Kaoru KURUSU (School of International Public Policy)

Objective
  This course will examine issues of Westernization and industrialization in modern Japan covering the period from the Meiji Restoration to establishment of the 1955 political system. It will consider how Japan's position in the international system has changed during the process of modernization. It will also consider how Japanese society responded to such rapid developments. Issues to be discussed include the Meiji government's policy of industrialization, people's rights movements, Taisho democracy, the impact of wars Japan fought, and the establishment of new constitution and political system after the defeat at World War II.
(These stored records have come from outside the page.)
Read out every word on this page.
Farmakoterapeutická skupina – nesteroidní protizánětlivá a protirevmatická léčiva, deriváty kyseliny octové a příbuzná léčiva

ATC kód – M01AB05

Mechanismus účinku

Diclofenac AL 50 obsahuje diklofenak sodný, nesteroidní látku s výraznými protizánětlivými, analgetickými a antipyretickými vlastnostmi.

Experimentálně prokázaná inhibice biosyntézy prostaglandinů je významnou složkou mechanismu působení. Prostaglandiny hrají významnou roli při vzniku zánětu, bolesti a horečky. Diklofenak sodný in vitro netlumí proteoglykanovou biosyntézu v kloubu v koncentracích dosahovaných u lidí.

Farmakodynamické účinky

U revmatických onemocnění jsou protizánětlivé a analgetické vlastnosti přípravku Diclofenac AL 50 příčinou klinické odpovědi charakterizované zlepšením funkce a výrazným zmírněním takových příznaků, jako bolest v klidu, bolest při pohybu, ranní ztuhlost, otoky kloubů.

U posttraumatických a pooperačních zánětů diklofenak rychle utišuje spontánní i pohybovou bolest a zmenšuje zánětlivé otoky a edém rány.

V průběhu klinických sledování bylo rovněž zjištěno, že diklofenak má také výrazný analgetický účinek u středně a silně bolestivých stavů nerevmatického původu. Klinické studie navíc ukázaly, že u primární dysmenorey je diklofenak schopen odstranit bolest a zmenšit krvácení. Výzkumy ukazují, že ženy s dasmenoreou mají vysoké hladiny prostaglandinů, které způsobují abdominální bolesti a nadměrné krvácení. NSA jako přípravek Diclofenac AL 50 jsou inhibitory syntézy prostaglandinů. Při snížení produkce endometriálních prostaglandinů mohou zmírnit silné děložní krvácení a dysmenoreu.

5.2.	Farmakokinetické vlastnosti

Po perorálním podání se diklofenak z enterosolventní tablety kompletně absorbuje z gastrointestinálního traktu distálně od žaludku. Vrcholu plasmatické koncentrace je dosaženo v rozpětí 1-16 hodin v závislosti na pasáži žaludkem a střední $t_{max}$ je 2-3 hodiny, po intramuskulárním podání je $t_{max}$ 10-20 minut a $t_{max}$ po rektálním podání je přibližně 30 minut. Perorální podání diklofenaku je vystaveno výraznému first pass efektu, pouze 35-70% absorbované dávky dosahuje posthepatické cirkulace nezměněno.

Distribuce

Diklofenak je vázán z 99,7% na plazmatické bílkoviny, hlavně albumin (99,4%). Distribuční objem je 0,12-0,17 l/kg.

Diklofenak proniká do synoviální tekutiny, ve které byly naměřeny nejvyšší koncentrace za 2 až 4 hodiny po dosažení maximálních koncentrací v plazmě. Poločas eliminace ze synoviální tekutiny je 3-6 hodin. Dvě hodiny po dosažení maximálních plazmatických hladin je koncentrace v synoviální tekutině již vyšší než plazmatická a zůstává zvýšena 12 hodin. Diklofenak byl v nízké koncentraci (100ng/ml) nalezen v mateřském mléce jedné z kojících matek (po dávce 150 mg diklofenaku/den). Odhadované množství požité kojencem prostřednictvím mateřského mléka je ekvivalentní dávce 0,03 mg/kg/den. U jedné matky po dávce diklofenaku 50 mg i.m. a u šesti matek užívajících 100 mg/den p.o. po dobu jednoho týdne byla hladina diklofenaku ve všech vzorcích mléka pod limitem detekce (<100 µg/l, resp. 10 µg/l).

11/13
Textbook and Reference Books
Mikiso Hane, Modern Japan, Perceus Books, 3rd ed., 2001.

Lecture Outline
Introduction: Review of sakoku (closed door policy) and bakuhan regime
1. The Meiji Restoration
2. National Defense and toward "Civilized" Country
3. Jiyu Minken Undo (People's Rights Movement) vs. state rights
4. The Sino-Japanese War (1894-1895) and The Russo-Japanese War (1904-1905)
5. World War I and Americanization of Japan
6. Taisho Democracy
7. The Washington Conference (1921-2) and The London Conference (1930)
8. The Japanese Imperial Army's Adventurism and the idea of Transcendence of Modernity
9. Road to the Pacific War
10. Hiroshima, Nagasaki, and Japan's Struggle to End the Pacific War
11. Origins and Policies of the U.S. Occupation
12. The Occupation Era and a new Japanese Constitution
13. Japanese Rearmament and Anti-Americanism
14. The Yoshida Doctrine and the San Francisco Peace Treaty
15. Foundation of the 1955 system and Rapid Economic Growth

Grading
Evaluated based on two take-home exams.